Nous y sommes. La révolution d’octobre se déroule sous nos yeux, minute après minute, depuis maintenant dix jours. Déjà 20 morts, plus de 3 000 détenus, et un pays tout entier mobilisé.

Que s’est-il passé pour que ce peuple, apparemment anesthésié, se réveille ? Quel rôle peut-on attribuer à la mémoire pour expliquer l’explosion sociale dont nous sommes témoins et acteurs ?

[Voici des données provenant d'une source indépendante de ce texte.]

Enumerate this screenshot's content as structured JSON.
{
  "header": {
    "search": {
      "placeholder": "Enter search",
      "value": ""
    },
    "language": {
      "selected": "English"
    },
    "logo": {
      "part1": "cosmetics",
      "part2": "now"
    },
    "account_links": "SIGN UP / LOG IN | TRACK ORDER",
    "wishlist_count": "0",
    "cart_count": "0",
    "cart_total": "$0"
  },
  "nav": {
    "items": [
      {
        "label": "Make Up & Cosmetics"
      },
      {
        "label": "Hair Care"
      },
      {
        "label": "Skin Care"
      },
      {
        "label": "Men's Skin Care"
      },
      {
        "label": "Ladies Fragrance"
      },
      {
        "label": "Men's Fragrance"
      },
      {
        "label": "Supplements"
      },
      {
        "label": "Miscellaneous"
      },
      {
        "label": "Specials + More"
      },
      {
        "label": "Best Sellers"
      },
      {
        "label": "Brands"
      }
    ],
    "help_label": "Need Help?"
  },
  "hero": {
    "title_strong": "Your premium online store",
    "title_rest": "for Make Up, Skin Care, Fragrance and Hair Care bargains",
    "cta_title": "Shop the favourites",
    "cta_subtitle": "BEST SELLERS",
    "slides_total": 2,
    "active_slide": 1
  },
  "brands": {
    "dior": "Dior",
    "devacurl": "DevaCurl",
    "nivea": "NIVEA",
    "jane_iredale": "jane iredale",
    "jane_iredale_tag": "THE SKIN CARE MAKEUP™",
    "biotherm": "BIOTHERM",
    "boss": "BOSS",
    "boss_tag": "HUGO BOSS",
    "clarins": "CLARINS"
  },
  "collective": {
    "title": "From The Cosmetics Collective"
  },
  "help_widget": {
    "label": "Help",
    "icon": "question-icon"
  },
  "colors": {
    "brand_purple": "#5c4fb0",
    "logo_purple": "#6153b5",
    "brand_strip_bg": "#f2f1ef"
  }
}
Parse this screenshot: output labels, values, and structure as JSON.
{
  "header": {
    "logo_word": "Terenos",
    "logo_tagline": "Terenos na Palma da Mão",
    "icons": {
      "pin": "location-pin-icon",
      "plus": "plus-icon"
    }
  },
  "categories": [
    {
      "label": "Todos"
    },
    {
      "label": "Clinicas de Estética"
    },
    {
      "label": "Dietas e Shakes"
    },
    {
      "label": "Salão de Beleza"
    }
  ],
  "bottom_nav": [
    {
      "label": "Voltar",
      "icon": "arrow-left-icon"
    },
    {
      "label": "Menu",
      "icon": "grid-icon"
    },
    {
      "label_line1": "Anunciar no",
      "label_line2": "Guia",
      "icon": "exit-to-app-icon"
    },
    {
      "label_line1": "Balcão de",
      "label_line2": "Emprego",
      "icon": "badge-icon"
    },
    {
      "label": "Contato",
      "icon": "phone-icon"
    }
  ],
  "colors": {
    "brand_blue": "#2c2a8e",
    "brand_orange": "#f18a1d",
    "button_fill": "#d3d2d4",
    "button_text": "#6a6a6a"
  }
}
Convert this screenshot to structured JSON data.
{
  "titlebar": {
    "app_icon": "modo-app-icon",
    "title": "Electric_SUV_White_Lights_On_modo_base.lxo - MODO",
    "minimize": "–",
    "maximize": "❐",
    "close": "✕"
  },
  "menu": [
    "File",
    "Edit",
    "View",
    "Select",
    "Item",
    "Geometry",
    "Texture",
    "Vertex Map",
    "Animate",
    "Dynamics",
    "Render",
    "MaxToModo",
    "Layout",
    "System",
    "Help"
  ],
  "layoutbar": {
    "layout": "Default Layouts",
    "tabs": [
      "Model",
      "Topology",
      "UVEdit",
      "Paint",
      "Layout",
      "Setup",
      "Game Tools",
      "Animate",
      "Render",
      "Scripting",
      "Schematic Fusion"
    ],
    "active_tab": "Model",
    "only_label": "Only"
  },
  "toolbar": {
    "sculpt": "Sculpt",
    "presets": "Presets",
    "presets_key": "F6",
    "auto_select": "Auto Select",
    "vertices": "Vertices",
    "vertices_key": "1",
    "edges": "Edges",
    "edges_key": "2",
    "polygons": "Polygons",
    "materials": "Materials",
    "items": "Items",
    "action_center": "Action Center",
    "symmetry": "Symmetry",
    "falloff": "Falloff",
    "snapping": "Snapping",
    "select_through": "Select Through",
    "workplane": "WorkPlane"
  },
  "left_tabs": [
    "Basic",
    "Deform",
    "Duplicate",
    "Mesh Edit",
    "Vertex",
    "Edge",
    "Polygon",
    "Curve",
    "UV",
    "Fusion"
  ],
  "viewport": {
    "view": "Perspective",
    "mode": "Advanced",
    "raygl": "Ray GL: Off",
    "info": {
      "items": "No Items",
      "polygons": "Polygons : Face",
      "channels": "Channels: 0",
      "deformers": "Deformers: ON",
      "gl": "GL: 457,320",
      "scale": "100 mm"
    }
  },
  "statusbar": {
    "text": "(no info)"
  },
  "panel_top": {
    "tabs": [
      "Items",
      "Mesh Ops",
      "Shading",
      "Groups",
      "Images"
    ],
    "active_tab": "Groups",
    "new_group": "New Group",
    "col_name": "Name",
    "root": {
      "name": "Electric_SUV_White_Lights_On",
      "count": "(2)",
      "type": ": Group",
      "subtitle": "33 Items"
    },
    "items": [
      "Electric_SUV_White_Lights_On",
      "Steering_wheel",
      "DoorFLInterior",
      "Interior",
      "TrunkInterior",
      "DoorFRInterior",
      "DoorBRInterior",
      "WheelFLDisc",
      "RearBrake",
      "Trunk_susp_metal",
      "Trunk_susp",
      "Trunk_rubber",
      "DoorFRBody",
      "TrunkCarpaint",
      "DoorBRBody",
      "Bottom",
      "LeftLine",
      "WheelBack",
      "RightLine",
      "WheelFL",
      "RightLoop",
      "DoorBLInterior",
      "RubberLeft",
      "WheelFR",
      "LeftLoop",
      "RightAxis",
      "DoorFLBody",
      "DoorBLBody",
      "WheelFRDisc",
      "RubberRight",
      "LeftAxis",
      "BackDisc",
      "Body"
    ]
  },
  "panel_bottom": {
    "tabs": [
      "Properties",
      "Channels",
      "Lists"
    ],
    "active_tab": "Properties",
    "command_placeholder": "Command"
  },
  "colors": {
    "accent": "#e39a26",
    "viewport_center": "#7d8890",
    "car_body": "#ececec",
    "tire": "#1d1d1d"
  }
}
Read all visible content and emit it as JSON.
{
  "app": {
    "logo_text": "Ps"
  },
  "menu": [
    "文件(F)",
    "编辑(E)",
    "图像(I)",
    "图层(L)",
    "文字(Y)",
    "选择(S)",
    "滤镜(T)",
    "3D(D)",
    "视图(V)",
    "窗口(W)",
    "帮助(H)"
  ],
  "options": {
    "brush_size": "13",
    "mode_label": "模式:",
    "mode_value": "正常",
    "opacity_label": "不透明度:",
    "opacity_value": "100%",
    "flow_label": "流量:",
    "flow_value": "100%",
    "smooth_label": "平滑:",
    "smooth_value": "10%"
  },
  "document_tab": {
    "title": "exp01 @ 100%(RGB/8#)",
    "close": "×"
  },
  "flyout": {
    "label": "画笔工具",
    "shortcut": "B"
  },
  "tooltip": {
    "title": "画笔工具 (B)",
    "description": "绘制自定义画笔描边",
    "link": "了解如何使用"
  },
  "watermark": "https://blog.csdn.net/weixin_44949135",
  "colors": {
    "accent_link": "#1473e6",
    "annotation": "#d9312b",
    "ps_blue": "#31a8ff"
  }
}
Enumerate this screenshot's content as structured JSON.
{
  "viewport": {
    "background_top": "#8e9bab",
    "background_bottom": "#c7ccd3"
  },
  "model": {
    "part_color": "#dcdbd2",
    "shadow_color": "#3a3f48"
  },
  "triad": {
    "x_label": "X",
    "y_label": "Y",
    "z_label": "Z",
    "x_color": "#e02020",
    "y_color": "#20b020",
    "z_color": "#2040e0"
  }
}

L’une des premières mesures prises depuis le retour de la démocratie fut l’établissement de la commission Rettig en mai 1990. La pratique de la disparition est alors formellement reconnue comme un crime. Recueillant des milliers de témoignages révélant les crimes perpétrés pendant la dictature, cette commission «vérité» garantit en retour l’immunité de leurs responsables. La justice est troquée contre une vérité partielle dont le récit est confiné entre les milliers de pages du rapport Rettig. Nous sommes alors en 1991. Après dix-sept ans de dictature et de répression, le fragile processus de transition préfère se tourner vers le futur et la modernisation du pays plutôt que de faire face à ses fantômes. Plus d’une décennie plus tard, la commission Valech reconnaît officiellement la torture et ses victimes. L’impunité des tortionnaires ainsi identifiés est scellée.

 

Ces commissions vérité, dont le travail est aussi inestimable qu’essentiel, ont paradoxalement contribué au confinement de la mémoire douloureuse et traumatique de la répression. Pourtant, parallèlement et malgré un déni général, différentes associations de survivants et proches des victimes de la dictature ont entretenu une mémoire combative dénonçant les violations des droits de l’homme sous la dictature. Les plaques commémoratives, quand elles existent, restent discrètes, presque invisibles à ceux qui ignorent la perpétration du terrorisme d’Etat sous la dictature. Car une grande partie de la population s’en remet à une «mémoire de l’oubli» fabriquée par les institutions et organes officiels de la dictature et croit encore que le coup d’Etat ne fut autre chose qu’une grande geste militaire pour sauver le peuple chilien de la menace du chaos que représentait l’Unité populaire [la coalition des partis de gauche qui a porté Allende à la présidence en septembre 1970, ndlr]. L’ère transitionnelle cristallise la fragmentation de la mémoire et contribue ainsi à une amnésie collective organisée.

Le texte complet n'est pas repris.